Immunohistochemistry
Formalin-fixed paraffin-embedded (FFPE) samples were prepared from tumor tissues of the BC patients and underwent an IHC analysis. The stained hematoxylin and eosin slides produced from these blocks were reviewed histologically for confirmation of infiltrating duct carcinoma before IHC marker staining. The FFPE blocks were cut to a thickness of 3 μm and mounted on positively charged slides. The sections were de-paraffinzed and rehydrated. Tris EDTA was used for antigen retrieval in a heated water bath at 90 °C for 45 min. A hydrogen peroxide block was applied. The sections were incubated at room temperature for 10 min. Then, Ultra V Block was applied to the slides for 5 min. Two primary antibodies were applied into two separate sections from tumor tissues: primary goat polyclonal anti-human DAXX antibody (Catalog # DAXX (S-20) sc 7001, Santa Cruz Biotechnology, Inc., USA) and a primary rabbit polyclonal anti-human ATRX antibody (Catalog # ATRX (H-300) sc-15408, Santa Cruz Biotechnology, Inc., USA). Both were used at a dilution of 1/100 (optimum dilution according to the data sheet). The tissue sections were then incubated in a humid chamber for 1 h at room temperature. Immunostaining was performed a universal staining kit “Ultra Vision Detection System Anti-Polyvalent, HRP/DAB (Ready-To-Use)” (Lab Vision Corporation, catalog # TP-015-HD, Fremont, CA 94539-6406, USA) following the manufacturer’s instructions. Biotinylated Goat anti-Polyvalent was applied to the slides at room temperature for 10 min. Streptavidin was applied for 10 min, and diaminobenzidine (DAB) solution was then applied to the slides for 5–10 min. A counterstain for the tissue sections was performed using Mayer’s hematoxylin. Normal gastric and normal prostatic tissues were used as a positive control for DAXX and ATRX, respectively.

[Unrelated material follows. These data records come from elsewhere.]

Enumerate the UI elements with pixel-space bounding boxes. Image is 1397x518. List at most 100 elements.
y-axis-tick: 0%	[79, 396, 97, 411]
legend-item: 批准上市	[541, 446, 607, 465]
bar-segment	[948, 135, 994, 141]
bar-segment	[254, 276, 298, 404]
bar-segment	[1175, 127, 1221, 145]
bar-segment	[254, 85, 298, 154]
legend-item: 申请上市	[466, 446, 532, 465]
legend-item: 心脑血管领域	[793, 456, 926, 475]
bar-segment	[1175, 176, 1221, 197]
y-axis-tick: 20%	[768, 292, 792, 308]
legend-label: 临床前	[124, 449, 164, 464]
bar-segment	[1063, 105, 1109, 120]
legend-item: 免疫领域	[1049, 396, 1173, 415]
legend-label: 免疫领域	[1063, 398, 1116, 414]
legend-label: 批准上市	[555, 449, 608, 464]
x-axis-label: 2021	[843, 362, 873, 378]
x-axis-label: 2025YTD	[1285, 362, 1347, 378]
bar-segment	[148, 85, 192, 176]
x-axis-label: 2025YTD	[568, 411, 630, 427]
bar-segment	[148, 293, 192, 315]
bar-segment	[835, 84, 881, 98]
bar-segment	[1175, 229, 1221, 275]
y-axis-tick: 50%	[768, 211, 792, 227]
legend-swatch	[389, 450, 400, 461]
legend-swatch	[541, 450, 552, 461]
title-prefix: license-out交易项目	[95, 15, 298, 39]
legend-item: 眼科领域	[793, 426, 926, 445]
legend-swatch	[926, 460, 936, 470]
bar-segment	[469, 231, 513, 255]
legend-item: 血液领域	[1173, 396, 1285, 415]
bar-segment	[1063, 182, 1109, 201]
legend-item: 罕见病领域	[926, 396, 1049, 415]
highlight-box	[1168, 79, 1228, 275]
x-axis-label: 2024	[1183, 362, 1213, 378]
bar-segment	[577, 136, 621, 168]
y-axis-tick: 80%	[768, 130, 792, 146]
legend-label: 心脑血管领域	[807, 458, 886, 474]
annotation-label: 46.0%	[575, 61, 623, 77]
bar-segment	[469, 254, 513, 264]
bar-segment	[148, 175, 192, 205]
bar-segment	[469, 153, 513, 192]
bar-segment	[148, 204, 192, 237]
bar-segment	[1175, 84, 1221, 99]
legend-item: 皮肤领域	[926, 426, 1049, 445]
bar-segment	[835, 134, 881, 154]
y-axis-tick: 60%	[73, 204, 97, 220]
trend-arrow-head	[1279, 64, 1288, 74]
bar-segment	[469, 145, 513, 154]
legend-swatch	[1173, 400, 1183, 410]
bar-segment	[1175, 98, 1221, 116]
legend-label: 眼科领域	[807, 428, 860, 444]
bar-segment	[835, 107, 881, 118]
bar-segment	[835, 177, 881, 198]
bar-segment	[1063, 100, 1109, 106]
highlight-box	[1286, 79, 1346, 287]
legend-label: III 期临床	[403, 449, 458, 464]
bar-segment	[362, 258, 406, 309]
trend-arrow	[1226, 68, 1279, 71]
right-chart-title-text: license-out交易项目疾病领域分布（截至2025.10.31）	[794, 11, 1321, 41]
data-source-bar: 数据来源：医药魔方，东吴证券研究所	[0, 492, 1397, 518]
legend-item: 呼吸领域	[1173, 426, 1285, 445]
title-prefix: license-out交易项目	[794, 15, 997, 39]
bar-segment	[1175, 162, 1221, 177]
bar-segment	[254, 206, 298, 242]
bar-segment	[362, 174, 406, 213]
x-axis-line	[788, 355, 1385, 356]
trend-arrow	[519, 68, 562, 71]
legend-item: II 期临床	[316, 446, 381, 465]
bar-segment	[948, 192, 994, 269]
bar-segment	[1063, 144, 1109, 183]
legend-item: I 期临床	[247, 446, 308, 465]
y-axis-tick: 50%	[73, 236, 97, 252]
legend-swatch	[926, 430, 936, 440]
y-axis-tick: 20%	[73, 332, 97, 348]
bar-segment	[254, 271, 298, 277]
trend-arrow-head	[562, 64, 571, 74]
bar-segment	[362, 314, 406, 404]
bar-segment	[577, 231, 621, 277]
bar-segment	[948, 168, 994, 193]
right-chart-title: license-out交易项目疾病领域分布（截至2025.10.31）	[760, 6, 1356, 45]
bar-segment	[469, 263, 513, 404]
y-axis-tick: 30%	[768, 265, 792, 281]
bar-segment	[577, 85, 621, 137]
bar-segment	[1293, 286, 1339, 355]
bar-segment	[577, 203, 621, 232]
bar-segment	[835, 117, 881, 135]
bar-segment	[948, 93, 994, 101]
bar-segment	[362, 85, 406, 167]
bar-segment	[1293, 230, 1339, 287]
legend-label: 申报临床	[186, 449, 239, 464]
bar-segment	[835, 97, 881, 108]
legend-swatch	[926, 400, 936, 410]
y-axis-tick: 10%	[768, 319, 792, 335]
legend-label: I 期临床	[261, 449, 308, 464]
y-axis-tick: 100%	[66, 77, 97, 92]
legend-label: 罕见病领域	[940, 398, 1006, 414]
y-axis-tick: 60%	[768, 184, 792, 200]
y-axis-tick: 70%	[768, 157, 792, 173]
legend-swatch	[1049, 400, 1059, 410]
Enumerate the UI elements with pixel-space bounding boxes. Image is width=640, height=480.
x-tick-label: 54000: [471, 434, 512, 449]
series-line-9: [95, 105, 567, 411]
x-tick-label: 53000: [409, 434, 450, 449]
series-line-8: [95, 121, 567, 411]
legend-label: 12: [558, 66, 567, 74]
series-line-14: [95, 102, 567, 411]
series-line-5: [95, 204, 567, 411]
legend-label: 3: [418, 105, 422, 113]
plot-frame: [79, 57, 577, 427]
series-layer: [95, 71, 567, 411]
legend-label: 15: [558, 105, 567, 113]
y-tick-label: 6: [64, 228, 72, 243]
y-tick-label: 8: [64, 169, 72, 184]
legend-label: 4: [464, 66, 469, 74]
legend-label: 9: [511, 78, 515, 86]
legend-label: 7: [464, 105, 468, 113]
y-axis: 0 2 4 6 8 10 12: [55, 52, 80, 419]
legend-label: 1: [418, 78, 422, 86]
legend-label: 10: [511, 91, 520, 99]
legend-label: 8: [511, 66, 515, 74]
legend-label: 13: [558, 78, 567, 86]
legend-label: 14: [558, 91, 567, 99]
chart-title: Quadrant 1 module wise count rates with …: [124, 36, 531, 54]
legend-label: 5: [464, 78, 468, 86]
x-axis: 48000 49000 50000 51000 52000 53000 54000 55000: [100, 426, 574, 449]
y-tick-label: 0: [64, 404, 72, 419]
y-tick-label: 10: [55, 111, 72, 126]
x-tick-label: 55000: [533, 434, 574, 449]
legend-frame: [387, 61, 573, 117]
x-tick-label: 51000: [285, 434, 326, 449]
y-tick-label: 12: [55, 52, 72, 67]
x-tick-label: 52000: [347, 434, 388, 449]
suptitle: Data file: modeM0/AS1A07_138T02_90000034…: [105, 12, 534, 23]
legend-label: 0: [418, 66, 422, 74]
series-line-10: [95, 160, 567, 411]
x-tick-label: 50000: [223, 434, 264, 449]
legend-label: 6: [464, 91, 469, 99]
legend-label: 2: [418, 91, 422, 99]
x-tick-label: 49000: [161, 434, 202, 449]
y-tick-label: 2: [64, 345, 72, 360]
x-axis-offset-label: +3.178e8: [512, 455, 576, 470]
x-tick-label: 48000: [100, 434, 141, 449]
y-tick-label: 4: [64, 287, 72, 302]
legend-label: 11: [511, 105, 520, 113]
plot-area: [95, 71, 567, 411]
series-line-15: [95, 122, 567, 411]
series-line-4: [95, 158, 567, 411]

Evaluation of DAXX and ATRX expression
An unequivocal moderate and strong nuclear expression with or without cytoplasmic staining of both DAXX and ATRX positivity identified in > 5% of the nuclei of tumor cells is considered positive (high expression) as previously described (Fig. 1) [21]. Positive nuclear staining of DAXX in the gastric gland and positive nuclear staining of ATRX in prostatic ductal cells were used as a positive control. Sections of the tissue-specific positive controls were stained using the same protocol but with omitting the primary antibody, which was used as a negative control.
Statistical analysis
The statistical analyses were performed by using the statistical package for Social Sciences (SPSS), version 21. The chi-square test was used to detect the associations between each of TL, DAXX protein expression, ATRX protein expression, and various clinicopathological data. An independent t test was used to evaluate the associations between TL, DAXX protein expression, ATRX protein expression, and tumor size. A one-way ANOVA test was used to detect the association between TL in the control and early and late tumor stages. Spearman’s correlation coefficient test used to examine the correlations between TL, DAXX protein expression, and ATRX protein expression.
Kaplan-Meier curves and the log-rank survival test were used to analyze overall survival (OS) and the disease-free interval (DFI). P < 0.05 was defined as statistically significant.